Reserve in New South Wales, Australia

Victory Memorial Gardens are located on the banks of the Wollundry Lagoon in the central business district of Wagga Wagga New South Wales, Australia. The 2.02 ha of land were formerly the site of the Old Police Barracks and Police Paddock, where all of the police horses were kept. It became land for public recreation in February 1931. In 1925 the Wagga Wagga Municipality Council planned a tribute to those who fought and died in the First World War. The Council and Returned Sailors, Soldiers Imperial League of Australia (RSSILA) originally planned a memorial hall to be added onto the council chambers but public preference was for gardens. There was a public competition for the design which was won by Thomas Kerr who was the chief landscape gardener of the Royal Botanic Gardens in Sydney. Work on the gardens started in 1928.

In the midst of the war, there had been a proposal for a Memorial Arch to honour volunteer soldiers from 1916. The proposal gained momentum when the servicemen returned after the War.

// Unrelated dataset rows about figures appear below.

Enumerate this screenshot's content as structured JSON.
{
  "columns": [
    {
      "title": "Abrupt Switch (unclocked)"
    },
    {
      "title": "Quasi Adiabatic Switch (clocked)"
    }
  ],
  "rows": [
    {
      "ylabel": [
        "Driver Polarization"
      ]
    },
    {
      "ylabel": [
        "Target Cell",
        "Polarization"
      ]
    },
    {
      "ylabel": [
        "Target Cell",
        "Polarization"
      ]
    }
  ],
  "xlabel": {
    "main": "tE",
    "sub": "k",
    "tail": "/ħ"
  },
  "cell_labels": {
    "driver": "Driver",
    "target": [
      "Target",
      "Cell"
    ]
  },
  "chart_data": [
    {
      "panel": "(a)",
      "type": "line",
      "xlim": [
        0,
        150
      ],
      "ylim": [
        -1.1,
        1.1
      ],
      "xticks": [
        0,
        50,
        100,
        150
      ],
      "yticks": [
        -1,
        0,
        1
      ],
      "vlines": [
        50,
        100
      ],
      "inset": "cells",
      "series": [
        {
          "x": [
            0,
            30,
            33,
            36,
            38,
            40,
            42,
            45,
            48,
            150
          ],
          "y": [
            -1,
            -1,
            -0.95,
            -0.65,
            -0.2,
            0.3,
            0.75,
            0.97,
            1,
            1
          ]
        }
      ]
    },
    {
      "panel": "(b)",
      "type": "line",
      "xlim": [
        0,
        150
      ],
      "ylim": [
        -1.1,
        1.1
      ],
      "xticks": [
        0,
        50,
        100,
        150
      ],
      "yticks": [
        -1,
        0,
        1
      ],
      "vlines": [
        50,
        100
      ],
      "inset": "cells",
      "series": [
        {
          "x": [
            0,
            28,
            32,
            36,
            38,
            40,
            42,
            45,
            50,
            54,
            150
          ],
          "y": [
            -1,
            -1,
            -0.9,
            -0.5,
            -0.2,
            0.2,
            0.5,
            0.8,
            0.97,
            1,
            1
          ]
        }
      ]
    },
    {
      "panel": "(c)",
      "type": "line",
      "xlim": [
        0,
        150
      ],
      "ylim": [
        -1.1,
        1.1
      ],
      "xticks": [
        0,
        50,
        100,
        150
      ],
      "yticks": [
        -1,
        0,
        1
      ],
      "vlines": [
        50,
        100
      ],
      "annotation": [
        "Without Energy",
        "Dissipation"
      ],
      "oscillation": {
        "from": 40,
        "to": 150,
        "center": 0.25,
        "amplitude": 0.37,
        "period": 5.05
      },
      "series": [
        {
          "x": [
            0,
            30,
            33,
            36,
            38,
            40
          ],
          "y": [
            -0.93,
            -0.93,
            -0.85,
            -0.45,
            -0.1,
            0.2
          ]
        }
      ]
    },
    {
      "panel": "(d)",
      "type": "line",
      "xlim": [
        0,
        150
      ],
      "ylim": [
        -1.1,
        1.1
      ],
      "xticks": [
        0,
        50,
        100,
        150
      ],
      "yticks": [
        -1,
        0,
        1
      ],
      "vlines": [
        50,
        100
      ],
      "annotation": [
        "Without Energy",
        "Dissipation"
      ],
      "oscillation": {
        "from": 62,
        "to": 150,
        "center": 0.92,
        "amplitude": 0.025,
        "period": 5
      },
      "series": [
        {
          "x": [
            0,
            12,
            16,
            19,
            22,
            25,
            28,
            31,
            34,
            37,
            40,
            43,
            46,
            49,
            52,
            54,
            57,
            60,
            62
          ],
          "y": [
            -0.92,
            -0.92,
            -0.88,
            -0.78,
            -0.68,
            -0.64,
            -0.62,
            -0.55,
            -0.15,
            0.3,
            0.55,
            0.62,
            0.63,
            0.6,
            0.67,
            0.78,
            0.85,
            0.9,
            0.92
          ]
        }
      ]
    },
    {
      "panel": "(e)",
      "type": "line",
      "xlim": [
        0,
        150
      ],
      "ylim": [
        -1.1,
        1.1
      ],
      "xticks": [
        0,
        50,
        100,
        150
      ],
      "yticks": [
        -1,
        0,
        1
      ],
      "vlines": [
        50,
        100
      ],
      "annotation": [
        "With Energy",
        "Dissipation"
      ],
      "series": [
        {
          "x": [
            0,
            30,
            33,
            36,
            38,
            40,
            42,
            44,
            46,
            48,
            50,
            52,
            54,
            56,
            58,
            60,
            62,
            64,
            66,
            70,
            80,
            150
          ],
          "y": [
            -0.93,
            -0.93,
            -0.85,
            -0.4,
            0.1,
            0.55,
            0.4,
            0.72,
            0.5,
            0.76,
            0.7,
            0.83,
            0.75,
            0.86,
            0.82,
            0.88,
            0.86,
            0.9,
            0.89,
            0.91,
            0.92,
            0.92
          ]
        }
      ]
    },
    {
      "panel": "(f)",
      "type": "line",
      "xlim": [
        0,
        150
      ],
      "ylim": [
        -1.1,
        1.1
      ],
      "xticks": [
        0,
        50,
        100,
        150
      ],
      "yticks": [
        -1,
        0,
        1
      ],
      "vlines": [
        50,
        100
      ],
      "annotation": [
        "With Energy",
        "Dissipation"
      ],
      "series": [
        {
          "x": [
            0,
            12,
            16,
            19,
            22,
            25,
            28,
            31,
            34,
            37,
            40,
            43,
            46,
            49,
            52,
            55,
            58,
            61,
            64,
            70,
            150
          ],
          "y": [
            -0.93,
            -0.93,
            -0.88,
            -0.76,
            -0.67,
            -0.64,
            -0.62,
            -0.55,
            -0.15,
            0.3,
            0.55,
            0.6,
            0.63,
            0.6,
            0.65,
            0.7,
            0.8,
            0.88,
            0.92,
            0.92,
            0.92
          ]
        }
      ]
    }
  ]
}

A plan was finally planned to construct a monumental archway entrance to a memorial gardens in 1925. The Victory Memorial Gardens Arch was finally completed at a cost of £1700 and was officially unveiled amid great fanfare on Anzac Day 1927 by Major-General C. F. Cox.

A cenotaph had been built earlier in 1922.

In 2006, the Chisholm Fountain, previously located in the Civic Centre precinct, was restored and installed in the gardens in time for Anzac Day commemorations.